"Hey." He straightened as she approached. Up close, he was as she remembered. Not classically handsome, but interesting. Brown eyes that paid attention. A slight crookedness to his nose, like it had been broken once and set imperfectly.
"Hey yourself."
"Ready?"
"Always."
They started down the boardwalk, side by side, the wooden planks stretching ahead through the trees. The canopy filtered the sunlight into shifting patterns around them, and the air was cool and damp. Leaves and earth, a trace of honeysuckle. Shaded and still.
"I forgot how much I needed this," Olivia said. "Trees. Actual trees."
"The beach is nice, but it's a lot of... exposure." Michael ducked under a low branch. "Sometimes you want walls. Even if they're made of leaves."
They walked. The trail wound deeper into the woods, the sounds of the parking lot fading behind them. At one point, Michael stopped and pointed. A black snake sunning itself on a flat rock just off the path.
"Don't move," he said, though she hadn't been about to.

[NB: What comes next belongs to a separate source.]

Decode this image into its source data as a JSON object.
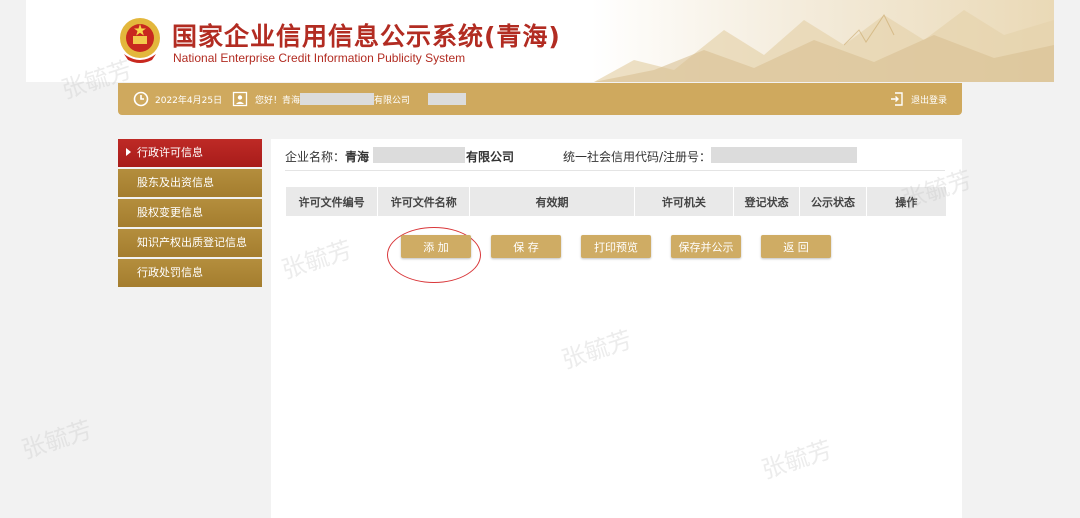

They watched it together. The snake seemed unbothered, soaking up the warmth, utterly still except for the occasional flick of its tongue.
"Beautiful," Olivia said quietly.
"Most people would run."
"Their loss."
The snake slid off the rock and disappeared into the underbrush. They kept walking.

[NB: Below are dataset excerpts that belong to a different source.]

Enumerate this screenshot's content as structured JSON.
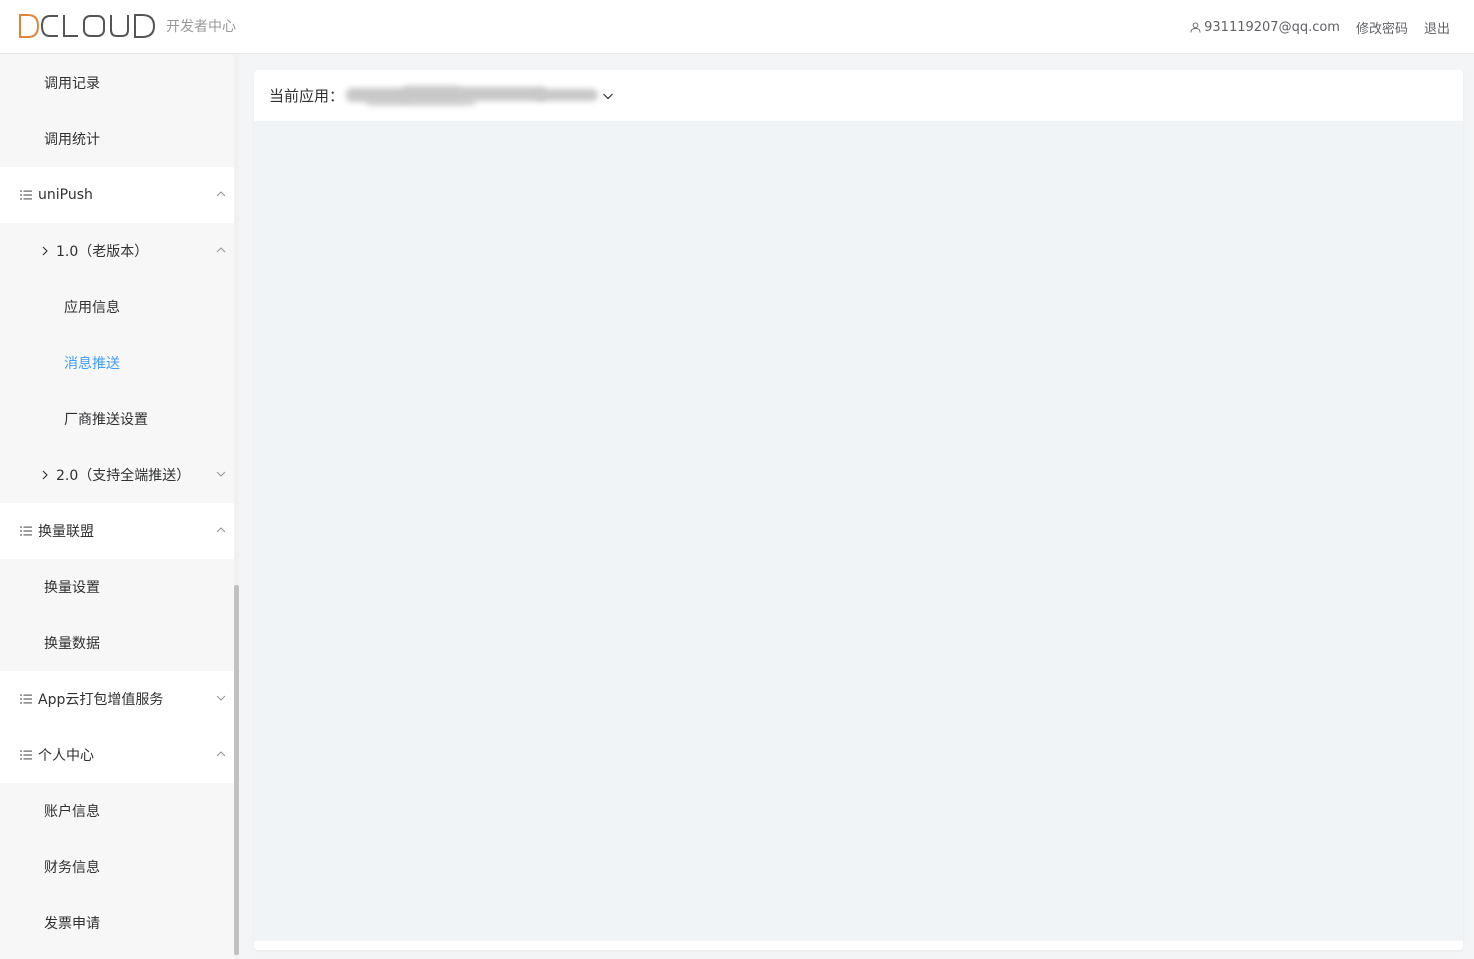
{
  "header": {
    "logo_text": "DCLOUD",
    "logo_subtitle": "开发者中心",
    "user_email": "931119207@qq.com",
    "change_password": "修改密码",
    "logout": "退出",
    "brand_color": "#e0843a"
  },
  "sidebar": {
    "items": [
      {
        "label": "调用记录",
        "type": "sub"
      },
      {
        "label": "调用统计",
        "type": "sub"
      },
      {
        "label": "uniPush",
        "type": "group",
        "expanded": true
      },
      {
        "label": "1.0（老版本）",
        "type": "subgroup",
        "expanded": true
      },
      {
        "label": "应用信息",
        "type": "leaf"
      },
      {
        "label": "消息推送",
        "type": "leaf",
        "active": true
      },
      {
        "label": "厂商推送设置",
        "type": "leaf"
      },
      {
        "label": "2.0（支持全端推送）",
        "type": "subgroup",
        "expanded": false
      },
      {
        "label": "换量联盟",
        "type": "group",
        "expanded": true
      },
      {
        "label": "换量设置",
        "type": "sub"
      },
      {
        "label": "换量数据",
        "type": "sub"
      },
      {
        "label": "App云打包增值服务",
        "type": "group",
        "expanded": false
      },
      {
        "label": "个人中心",
        "type": "group",
        "expanded": true
      },
      {
        "label": "账户信息",
        "type": "sub"
      },
      {
        "label": "财务信息",
        "type": "sub"
      },
      {
        "label": "发票申请",
        "type": "sub"
      }
    ],
    "active_color": "#409eff"
  },
  "main": {
    "current_app_label": "当前应用："
  }
}
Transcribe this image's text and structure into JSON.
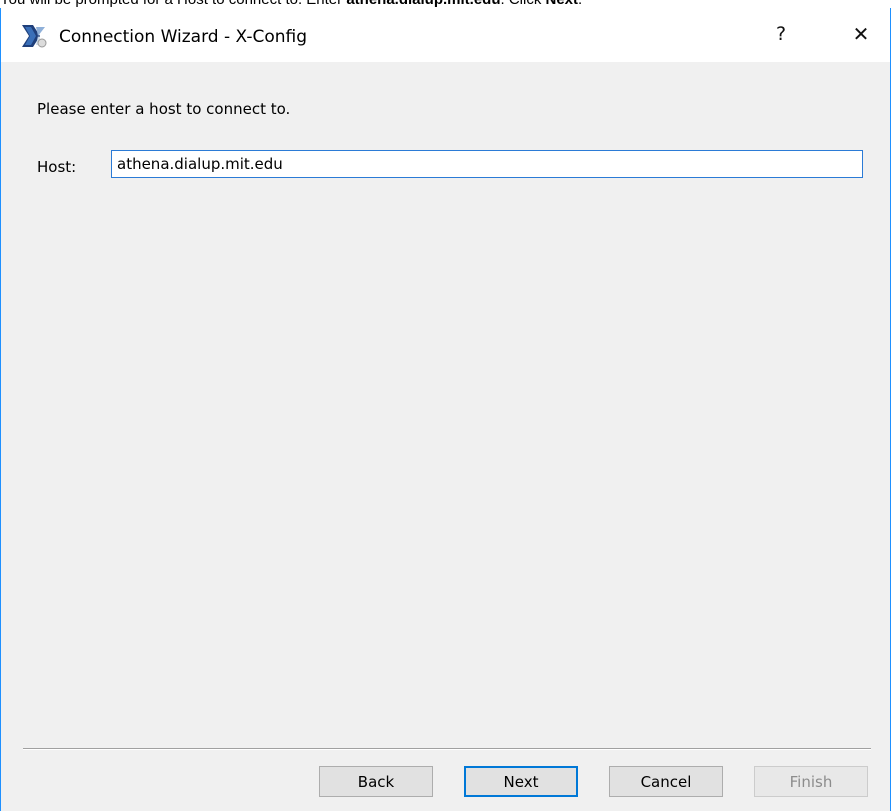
{
  "caption": {
    "text_before": "You will be prompted for a Host to connect to. Enter ",
    "host_bold": "athena.dialup.mit.edu",
    "text_middle": ". Click ",
    "next_bold": "Next",
    "text_after": "."
  },
  "window": {
    "title": "Connection Wizard - X-Config",
    "help_label": "?",
    "close_label": "✕"
  },
  "main": {
    "prompt": "Please enter a host to connect to.",
    "host_label": "Host:",
    "host_value": "athena.dialup.mit.edu"
  },
  "buttons": {
    "back": "Back",
    "next": "Next",
    "cancel": "Cancel",
    "finish": "Finish"
  },
  "colors": {
    "window_border": "#1e90ff",
    "focus_blue": "#0078d7",
    "dialog_bg": "#f0f0f0"
  },
  "icons": {
    "app": "x-config-logo-icon",
    "help": "help-icon",
    "close": "close-icon"
  }
}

Michael noticed things. That was part of what she'd always liked about him. A hawk circling overhead. A cluster of wildflowers she would have walked right past. He asked questions about her work, the art history stuff, and remembered the answers. Remembered details from conversations they'd had months ago.
"How's the research going?" he asked. "The Eakins project?"
She blinked. She'd mentioned the Eakins project exactly once, during a car ride back in March. "Still gathering sources. The archive access has been complicated."
"But you got the grant, right? The one you were waiting on?"
"I did. Last month." She hadn't told Dan about the grant. He hadn't asked.
They walked on. The conversation moved easily. Books they'd read, places they wanted to travel, the frustrations of academic bureaucracy. Nothing that would have looked wrong from the outside. Two colleagues, two friends, enjoying a walk through nature.
But Olivia felt it underneath. The awareness of where he was in space, how close his arm was to hers as they walked. Her pulse quickening when he held her gaze a moment too long.
The trail opened up as they reached the lakes at the end. The trees fell away, and there was sky again—wide and blue, the lighthouse visible in the distance. A pair of swans drifted on the nearer lake, their reflections perfect on the still surface. Beyond them, the second lake glinted in the sun, an egret standing motionless at its edge.
Michael stopped. "This is the spot."
"It really is."
They stood there, taking it in. The quiet was different here. The hush of the woods replaced by the sound of waves beyond the dunes.
"Olivia, I need to tell you something."
She went still. "Okay."
"I'm not just down for the weekend." He was looking at her now, fully, the way he did when he was about to say something he'd been thinking about for a while. "I rented a place. In Avalon. For the summer."
She didn't say anything. The summer had just gotten more complicated.
"I know how that sounds. I know it's—" He rubbed the back of his neck. "A friend had a share in Avalon. He bailed last minute, needed someone to take it. I said yes because I needed to get away." He paused. "Then I remembered you'd be in Sea Isle. Fifteen minutes away. I wanted you to know."